Airflow PiPy with google_auth extra

Whichever way you are using to build the airflow custom image, make sure to include below package.

pip3 install apache-airflow[google_auth]

Create OAuth 2.0 credentials on Google cloud console

Head over to your Google cloud console and create OAuth 2.0 credentials by providing the required details. Most notable of them being redirect_uri.

Download the credentials json file that includes information like client_id, client_secret etc.

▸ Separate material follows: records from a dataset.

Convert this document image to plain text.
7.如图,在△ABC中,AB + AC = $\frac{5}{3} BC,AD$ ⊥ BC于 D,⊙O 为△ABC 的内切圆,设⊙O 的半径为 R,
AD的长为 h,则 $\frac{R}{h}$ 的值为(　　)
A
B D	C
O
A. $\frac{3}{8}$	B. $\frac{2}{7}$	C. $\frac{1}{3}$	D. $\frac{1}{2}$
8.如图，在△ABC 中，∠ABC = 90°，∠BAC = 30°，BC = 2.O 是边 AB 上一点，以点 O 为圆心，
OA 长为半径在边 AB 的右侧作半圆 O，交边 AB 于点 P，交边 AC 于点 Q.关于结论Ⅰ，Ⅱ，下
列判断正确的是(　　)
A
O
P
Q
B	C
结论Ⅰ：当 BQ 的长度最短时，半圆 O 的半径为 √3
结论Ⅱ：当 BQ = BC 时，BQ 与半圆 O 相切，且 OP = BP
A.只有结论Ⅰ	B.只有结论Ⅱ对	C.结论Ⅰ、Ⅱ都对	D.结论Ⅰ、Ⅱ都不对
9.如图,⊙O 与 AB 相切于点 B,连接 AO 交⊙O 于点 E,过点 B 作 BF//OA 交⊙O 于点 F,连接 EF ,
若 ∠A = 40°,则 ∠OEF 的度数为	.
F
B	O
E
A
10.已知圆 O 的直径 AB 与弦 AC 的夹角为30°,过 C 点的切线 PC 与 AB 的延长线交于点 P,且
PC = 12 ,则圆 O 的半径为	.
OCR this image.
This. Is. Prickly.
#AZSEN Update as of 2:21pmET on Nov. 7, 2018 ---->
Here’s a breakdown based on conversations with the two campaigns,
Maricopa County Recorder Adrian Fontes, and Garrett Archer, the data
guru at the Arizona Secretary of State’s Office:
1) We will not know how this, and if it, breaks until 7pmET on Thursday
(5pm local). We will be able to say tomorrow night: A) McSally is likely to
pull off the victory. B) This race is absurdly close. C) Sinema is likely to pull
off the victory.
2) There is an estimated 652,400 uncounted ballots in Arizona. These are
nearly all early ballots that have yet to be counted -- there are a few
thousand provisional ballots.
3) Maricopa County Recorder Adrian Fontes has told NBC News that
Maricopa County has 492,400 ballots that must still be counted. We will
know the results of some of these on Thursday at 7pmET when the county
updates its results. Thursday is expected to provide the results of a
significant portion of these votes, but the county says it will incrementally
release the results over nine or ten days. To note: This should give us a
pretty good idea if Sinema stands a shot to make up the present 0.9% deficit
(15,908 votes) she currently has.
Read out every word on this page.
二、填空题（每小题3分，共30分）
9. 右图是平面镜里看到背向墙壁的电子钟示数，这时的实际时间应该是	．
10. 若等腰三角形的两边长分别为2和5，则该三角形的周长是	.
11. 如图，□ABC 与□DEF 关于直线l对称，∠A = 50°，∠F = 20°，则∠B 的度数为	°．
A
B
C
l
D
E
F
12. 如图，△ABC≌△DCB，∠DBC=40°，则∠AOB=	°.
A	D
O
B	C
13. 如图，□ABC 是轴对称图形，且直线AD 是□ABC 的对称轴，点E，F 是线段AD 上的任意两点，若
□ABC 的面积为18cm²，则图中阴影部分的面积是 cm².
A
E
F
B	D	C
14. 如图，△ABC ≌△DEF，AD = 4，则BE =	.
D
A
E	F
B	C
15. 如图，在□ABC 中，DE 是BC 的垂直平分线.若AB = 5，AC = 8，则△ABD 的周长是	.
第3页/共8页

Changes to your values.yaml

config:
    webserver:
        authenticate: True
        auth_backend: airflow.contrib.auth.backends.google_auth
    google:
        client_id: ''
        client_secret: ''
        oauth_callback_route: '' #where to redirect after a successful login
        domain: company.com
        prompt: <One of : consent, select_account, none or ''>
webserver:
    webserverConfig: |-
        from flask_appbuilder.security.manager import AUTH_OAUTH
        AUTH_TYPE = AUTH_OAUTH
        AUTH_USER_REGISTRATION = True
        AUTH_USER_REGISTRATION_ROLE = 'Viewer' # first user may be Admin
        OAUTH_PROVIDERS = [{
            'name':'google',
            'token_key':'access_token',
            'icon':'fa-google',
            'remote_app': {
               'api_base_url':'https://www.googleapis.com/oauth2/v2/',
               'client_kwargs':{
                 'scope': 'email profile'
               },
               'access_token_url':'https://accounts.google.com/o/oauth2/token',
               'authorize_url':'https://accounts.google.com/o/oauth2/auth',
               'request_token_url': None,
               'client_id': <replace with google client id>,
               'client_secret': <replace with google secret>,
         }
        }]

Helm upgrade or install

Apply the changes and do a logout if required and try to test the login flow with google!